Modern scholarly studies in Greek and Roman popular morality do not address the martial principles that made ravaging seem virtuous. Adkins 1960, Dover 1974, and Morgan 2007 elucidate Athenian and Roman civil behavior and values not under war duress. Adkins 1972 and van Wees 1992 address only the aggressor in-group mores of Greek martial morality, not their town conquests, such as Homeric Achaeans competing for prestige as status warriors. To omit popular views on the use of force leaves out a major aspect of ancient popular morality, as Gould 1978: 287 observes. Hence, an important question remains unasked about ravaging targeted peoples and their habitations. How did ravaging forces make enslaving and lethal heterosexual rape seem virtuous?
Thucydides helps answer this question in his analysis of ravaging strife on Corcyra (3.81.1-83.4, 4.47.1-48.6). Here he makes an important contribution to gender and warfare by showing that an inversion of civil masculinity provokes men to ravage. He does not argue that the provocation derives from the reclassifying of generic civil human virtues as vices and generic human vices as virtues, despite the present consensus that this is his argument (Gomme 1956, Hornblower 1991, Woodruff 1993 ad loc.). Rather, Thucydides argues that the ravaging martial ethos makes civil masculinity seem unmanly and substitutes it with an antithetical manliness. “Irrational recklessness” becomes “comrade-loving manliness (andreia),” and its opposite, civil masculinity, is “the unmanly” (to anandron, 3.82.4). Civil masculinity values forethought and restraint for polis security and strong alliances; martial manliness disdains reason and moderation as unmanly and foments enmities, thereby imperiling alliances and security. Under martial influence, the men show a dazed harshness (to emplêktôs oxu) when they should show reflective intelligence. They are pumped up to ravage enemy peoples, be they an opposing faction, a different Greek city, or non-Greeks, a condition Aeschylus describes as “men breathing Ares more than is justified,” a hyperventilating on the war-god (Agam. 375-76). In addition, the men are quick to suspect their own fellows of being unmanly, that is, enemy sympathizers, if they show reluctance to join in the ravaging.

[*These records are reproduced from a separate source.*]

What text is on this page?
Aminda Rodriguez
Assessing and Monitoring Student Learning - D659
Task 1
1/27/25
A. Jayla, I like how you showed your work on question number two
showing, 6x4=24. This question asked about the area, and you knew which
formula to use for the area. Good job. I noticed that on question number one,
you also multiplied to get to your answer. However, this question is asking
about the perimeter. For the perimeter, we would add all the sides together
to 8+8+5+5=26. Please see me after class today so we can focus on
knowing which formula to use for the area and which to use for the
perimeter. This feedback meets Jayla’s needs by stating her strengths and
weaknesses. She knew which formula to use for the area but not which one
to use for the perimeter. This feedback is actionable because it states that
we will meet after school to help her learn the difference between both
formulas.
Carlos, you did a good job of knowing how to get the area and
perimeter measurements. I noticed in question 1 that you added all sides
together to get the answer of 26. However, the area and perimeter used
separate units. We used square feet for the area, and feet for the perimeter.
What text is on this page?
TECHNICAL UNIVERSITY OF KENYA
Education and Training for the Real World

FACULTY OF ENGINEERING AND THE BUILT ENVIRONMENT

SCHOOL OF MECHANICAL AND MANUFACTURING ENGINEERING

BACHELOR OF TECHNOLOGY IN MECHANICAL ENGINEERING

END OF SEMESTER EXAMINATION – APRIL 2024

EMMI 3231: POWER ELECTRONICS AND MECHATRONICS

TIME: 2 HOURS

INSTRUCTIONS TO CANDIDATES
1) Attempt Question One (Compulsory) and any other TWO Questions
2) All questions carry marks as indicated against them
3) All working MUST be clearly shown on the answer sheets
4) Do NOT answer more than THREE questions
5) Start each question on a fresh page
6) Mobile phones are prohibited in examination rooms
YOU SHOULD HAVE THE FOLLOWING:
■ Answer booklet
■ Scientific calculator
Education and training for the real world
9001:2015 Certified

As on Corcyra (4.48.3-5), men in this polarizing fury strive to slaughter male enemies and to subject their girls and women to enslaving or lethal rape, and they enslave primarily the young females as enemy seized assets. During and after the ravaging, the aggressors are under the dazed illusion that this behavior is manly virtue. Thucydides' argument about coercive martial manliness is further supported in later Balkan ravaging warfare (Carnegie 1913: 276-308).
Thus, as Thucydides is the first to show, ravaging warfare poses as manly virtue because martial power makes its organized ferocity the new manly, with severe punishment or death for comrades declared unmanly.